The issue of vaccinations for dogs is something that most dog owners give little thought to, other than once a year when they take their dogs along for their standard vaccinations-sometimes without really knowing what the dog is vaccinated for, or why!
While there is scientifically little weight to the general anti-vaccination argument, as promoted by many individuals and movements that claim that vaccination is unnecessary and in some cases even harmful, the question of over-vaccination is one that bears more serious consideration, and this is a different issue entirely.
For people whose dogs react badly to vaccinations or dog owners that are interested in the issue of vaccination and potential over vaccination, looking for alternatives to the annual vaccination boosters that most dogs have is common. There are many different schools of thought in this area, one of which relates to something called Titer testing-and in this article, we will look at over vaccination, and Titer testing as an alternative in more detail.
Read on to learn more.
Over vaccination or over vaccinating means providing vaccinations that are not required-either because the dog retains the protection of their previous vaccinations and/or boosters, or because they have a natural resistance and partial immunity to some of the common vaccinatable health conditions.
When dogs receive their first injections and annual boosters, they receive coverage against several transmissible canine health conditions-but all of these vaccinations are given in one combined shot, not as individual shots for each different conditions. This is known as a combined vaccine, and represents the most cost effective and practical choice for offering vaccinations to the UK’s large dog population.
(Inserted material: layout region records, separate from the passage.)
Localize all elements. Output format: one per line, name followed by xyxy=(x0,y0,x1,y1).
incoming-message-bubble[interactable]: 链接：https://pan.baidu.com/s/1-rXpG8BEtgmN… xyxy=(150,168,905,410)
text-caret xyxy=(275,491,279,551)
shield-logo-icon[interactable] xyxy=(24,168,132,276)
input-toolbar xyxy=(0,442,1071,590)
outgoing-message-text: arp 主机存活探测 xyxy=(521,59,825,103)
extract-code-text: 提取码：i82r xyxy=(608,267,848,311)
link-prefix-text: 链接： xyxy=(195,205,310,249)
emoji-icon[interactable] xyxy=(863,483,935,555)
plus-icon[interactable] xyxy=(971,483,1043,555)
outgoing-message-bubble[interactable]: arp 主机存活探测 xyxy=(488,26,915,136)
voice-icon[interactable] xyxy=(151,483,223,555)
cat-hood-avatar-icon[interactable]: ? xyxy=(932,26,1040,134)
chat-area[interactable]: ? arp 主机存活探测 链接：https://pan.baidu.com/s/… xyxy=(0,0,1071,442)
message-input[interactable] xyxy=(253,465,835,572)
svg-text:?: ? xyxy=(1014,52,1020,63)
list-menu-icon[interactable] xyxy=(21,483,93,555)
However, despite the fact that all of the vaccines and their boosters are given together in one shot, the different vaccine components for each condition work in different ways, and offer different durations of protection. Some canine vaccines will protect the dog for many years or even their entire life from just one shot-while others require regular booster shots to retain immunity.
The fact that the UK’s vaccines are all delivered in one go in their boosters means that each time, dogs receive boosters for all of the common canine conditions-even those that they still remain immunity to.
This is a good example of over vaccination in practice.
Vaccines should not just be given randomly for no reason, but it is nonetheless fair to say that over vaccination is much less of a problem for the average dog than under vaccination. For dogs that are generally healthy and that do not have any problems receiving their vaccines and boosters, missing a dose of a vaccine that they need is likely to be harmful, while simply giving another vaccine against a condition that the dog is already protected against is unlikely to lead to any issues, other than in dogs that have problems with being vaccinated.
Because the standard canine vaccines in the UK are all combined into one and given each year as a booster, dogs in the UK that follow this annual booster pattern are likely to be over-vaccinated against certain conditions, as the alternative to this is to request individual shots for each condition from your vet, which can cost more and require prior planning.
Some dog owners who are committed to minimal vaccination without compromising coverage look to an alternative to this by seeking to find out precisely what coverage their dogs need each time the question of boosters to come up to remain protected without over vaccinating, and this is where Titer testing comes in.
Titer testing involves taking a small sample of blood and testing it to identify the antibodies present within the sample-antibodies against the core transmissible canine diseases and health conditions. If the dog’s blood test shows a sufficient level of antibodies against a certain condition, this indicates that the dog has adequate protection against that specific condition, while a Titer test that returns few or no antibodies against a certain condition indicate no protection.
This means that the results of a Titer test can tell both the vet and the owner of the dog exactly what protection they currently have and what they need, enabling them to bespoke tailor their vaccines accordingly.
It is also important to note that vaccinations are not the only method of developing immunity-contact with a dog that has a certain condition, a previous bout of a condition or even in some cases, simple exposure to a condition can all lead to the body’s immune system producing its own antibodies too, which provide the same protection as vaccines.
You can request Titer testing of your dog from your vet if you are very concerned about over vaccination, or have a specific reason to need to avoid vaccines for your dog, such as a previous bad reaction.
However, the cost of the test itself is usually considerably higher than the cost of standard vaccination boosters, and of course, will need to be performed several times at various points in the dog’s life to monitor their changing antibody levels.
Additionally, the cost of having each vaccine that your dog might need administered individually will also add up to more than the cost of one simple combined vaccine shot-and so while Titer testing can be used to help to reduce over vaccination or unnecessary vaccines, it is not generally a viable option for most dog owners.